The time is, however, for mistrust. The first artificial intelligences are distinguished today by their capacity to be able to write everything and its opposite. Or to generate false images more real than life. The European Parliament is already examining a draft regulation, the AI ​​Act, governing their use and marketing. Which has the gift of annoying Gilles Babinet. “The text is quite good, but there is a risk that it is also good, it is that on arrival, everyone is doing artificial intelligence outside of Europe. In my opinion , we have to accept that in order to innovate, there are accidents. And since we have an older European population, a culture that is probably a little more conservative, we do not easily accept this. innovation, this may seem appropriate to some. I still find that it is an act of defiance towards the future.”

The author suggests waiting. Why not six months to start. “Because generally, after a text is voted on, the legislator does not touch it for several years”. The danger of AI, however, is not a fantasy. “It could be used to easily develop powerful cyber weapons.” Still, in the eyes of Gilles Babinet, it is first of all an extraordinary step forward. “We are already, in France, at the forefront of research, thanks to Polytechnique, Normale sup, Centrale… The question that we must now ask ourselves is the following: how to transform this historic opportunity into productivity gains for our large companies, SMEs and VSEs?I am in favor of a sort of Fourastié mission, named after the economist Jean Fourastié, Planning Commissioner at the end of the Second World War: a government initiative allowing the use of artificial intelligence in the economy and thus gain growth.”

“Age control on the web is a gas plant”

What place does France occupy in the digital world? Or to use a fashionable term: does it show sovereignty? “Beyond the technical considerations, I think that the first form of sovereignty is expertise, so ensuring that civil society largely takes over these technologies.

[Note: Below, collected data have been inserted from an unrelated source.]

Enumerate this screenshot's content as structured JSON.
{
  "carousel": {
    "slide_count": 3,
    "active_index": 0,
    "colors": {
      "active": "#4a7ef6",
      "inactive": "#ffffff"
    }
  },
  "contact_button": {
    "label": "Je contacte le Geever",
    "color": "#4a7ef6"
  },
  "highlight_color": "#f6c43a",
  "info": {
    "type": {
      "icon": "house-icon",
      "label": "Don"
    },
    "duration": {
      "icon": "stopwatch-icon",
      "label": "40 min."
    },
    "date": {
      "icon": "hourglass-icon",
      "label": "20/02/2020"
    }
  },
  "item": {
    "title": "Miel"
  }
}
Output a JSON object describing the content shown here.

China, for example, has done so when it comes to AI.” The priority of the French government has focused more in recent weeks on a new digital law, in particular establishing age control on pornographic sites. “It starts from real concerns, which are also global. But this technology is a gas plant. For lack of having created a real digital identity beforehand, we put the cart before the horse”, stings Babinet.

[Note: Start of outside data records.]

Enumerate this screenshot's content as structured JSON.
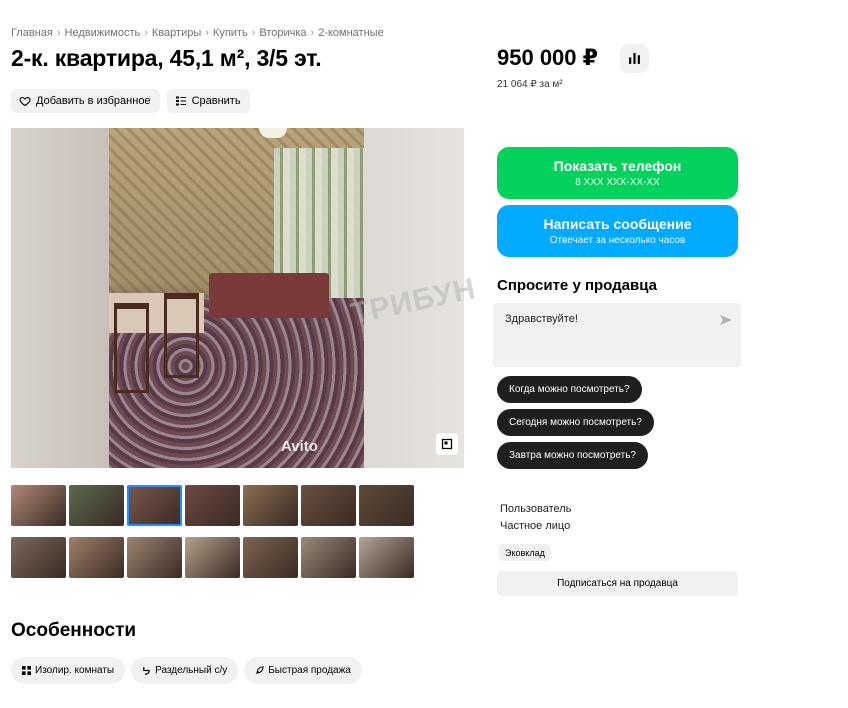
{
  "breadcrumb": [
    "Главная",
    "Недвижимость",
    "Квартиры",
    "Купить",
    "Вторичка",
    "2-комнатные"
  ],
  "breadcrumb_separator": "›",
  "title": "2-к. квартира, 45,1 м², 3/5 эт.",
  "actions": {
    "favorite_label": "Добавить в избранное",
    "compare_label": "Сравнить"
  },
  "photo": {
    "watermark": "Avito",
    "stamp": "ТРИБУН"
  },
  "thumbnails": {
    "colors": [
      "#b08978",
      "#5b6b4e",
      "#7a5a4e",
      "#6e4a44",
      "#8a6f52",
      "#6b5040",
      "#5d4b38",
      "#7d6a5c",
      "#a08068",
      "#9c8470",
      "#b5a18a",
      "#7e6551",
      "#9a8a77",
      "#b4a494"
    ],
    "active_index": 2
  },
  "features": {
    "title": "Особенности",
    "tags": [
      {
        "icon": "grid-icon",
        "label": "Изолир. комнаты"
      },
      {
        "icon": "toilet-icon",
        "label": "Раздельный с/у"
      },
      {
        "icon": "rocket-icon",
        "label": "Быстрая продажа"
      }
    ]
  },
  "price": {
    "value": "950 000 ₽",
    "per_meter": "21 064 ₽ за м²"
  },
  "contact": {
    "show_phone_label": "Показать телефон",
    "phone_mask": "8 XXX XXX-XX-XX",
    "message_label": "Написать сообщение",
    "message_sub": "Отвечает за несколько часов"
  },
  "ask": {
    "title": "Спросите у продавца",
    "message_text": "Здравствуйте!",
    "quick_replies": [
      "Когда можно посмотреть?",
      "Сегодня можно посмотреть?",
      "Завтра можно посмотреть?"
    ]
  },
  "seller": {
    "type": "Пользователь",
    "name": "Частное лицо",
    "badge": "Эковклад",
    "subscribe_label": "Подписаться на продавца"
  },
  "colors": {
    "green": "#02d15c",
    "blue": "#00aaff",
    "chip_bg": "#f2f1f0",
    "quick_bg": "#1f1f1f"
  }
}
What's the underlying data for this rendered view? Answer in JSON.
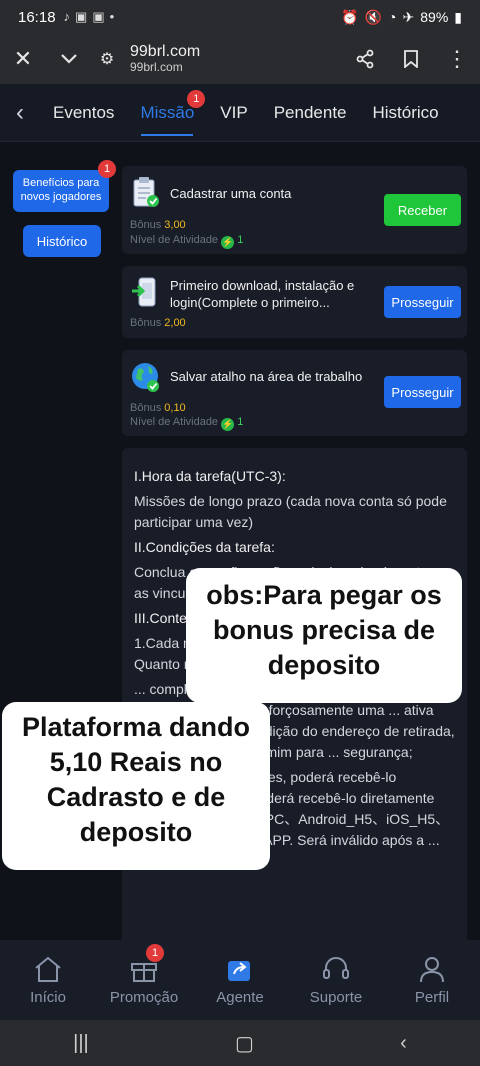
{
  "status_bar": {
    "time": "16:18",
    "battery": "89%"
  },
  "browser": {
    "domain": "99brl.com",
    "subdomain": "99brl.com"
  },
  "tabs": [
    {
      "label": "Eventos"
    },
    {
      "label": "Missão",
      "badge": "1"
    },
    {
      "label": "VIP"
    },
    {
      "label": "Pendente"
    },
    {
      "label": "Histórico"
    }
  ],
  "left": {
    "benefits_label": "Benefícios para novos jogadores",
    "benefits_badge": "1",
    "history_label": "Histórico"
  },
  "tasks": [
    {
      "title": "Cadastrar uma conta",
      "bonus_label": "Bônus",
      "bonus": "3,00",
      "level_label": "Nível de Atividade",
      "level": "1",
      "action": "Receber"
    },
    {
      "title": "Primeiro download, instalação e login(Complete o primeiro...",
      "bonus_label": "Bônus",
      "bonus": "2,00",
      "action": "Prosseguir"
    },
    {
      "title": "Salvar atalho na área de trabalho",
      "bonus_label": "Bônus",
      "bonus": "0,10",
      "level_label": "Nível de Atividade",
      "level": "1",
      "action": "Prosseguir"
    }
  ],
  "rules": {
    "h1": "I.Hora da tarefa(UTC-3):",
    "p1": "Missões de longo prazo (cada nova conta só pode participar uma vez)",
    "h2": "II.Condições da tarefa:",
    "p2": "Conclua as configurações relacionadas à conta e as vinculações...",
    "h3": "III.Conteúdo da tarefa:",
    "p3": "1.Cada missão ... tarefas acima, ... valor de bônus. Quanto maior ... maior a recompensa;",
    "p4": "... completamente anônima, ... perda de fundos não será ... isso exigimos forçosamente uma ... ativa em duas etapas, ... adição do endereço de retirada, ... idamente feito por mim para ... segurança;",
    "p5": "... atender às condições, poderá recebê-lo diretamente. Você poderá recebê-lo diretamente em qualquer final de PC、Android_H5、iOS_H5、Android_APP、iOS_APP. Será inválido após a ..."
  },
  "overlays": {
    "right": "obs:Para pegar os bonus precisa de deposito",
    "left": "Plataforma dando 5,10 Reais no Cadrasto e de deposito"
  },
  "bottom_nav": [
    {
      "label": "Início"
    },
    {
      "label": "Promoção",
      "badge": "1"
    },
    {
      "label": "Agente"
    },
    {
      "label": "Suporte"
    },
    {
      "label": "Perfil"
    }
  ]
}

The entrepreneur dwells more on France’s ultimately very recent appetite for tech. “It all started, we can say, with the creation of the Public Investment Bank, the BPI, under François Hollande.” This made it possible to produce around thirty unicorns on the territory. “Nevertheless, ours go all over the place, without a specific area of ​​specialization”, while Germany stands out in industry and the United Kingdom in fintech. In short, everything remains to be built. AI, again, should inspire France. A new start-up, Mistral AI, which brings together leading researchers and entrepreneurs, will soon raise 100 million euros to build a large language model (LLM) competing with that of OpenAI (ChatGPT). The very example of what should be encouraged, according to Babinet: real risk-taking, in the right timing, that of the boom in generative AI, and well funded moreover. The next step ? “Making popular the investment in theequity – the actions. Americans do it five times more than Europeans.” And with a bit of luck, “French people may find themselves, tomorrow, shareholders in a company that will be worth tens of billions of euros”.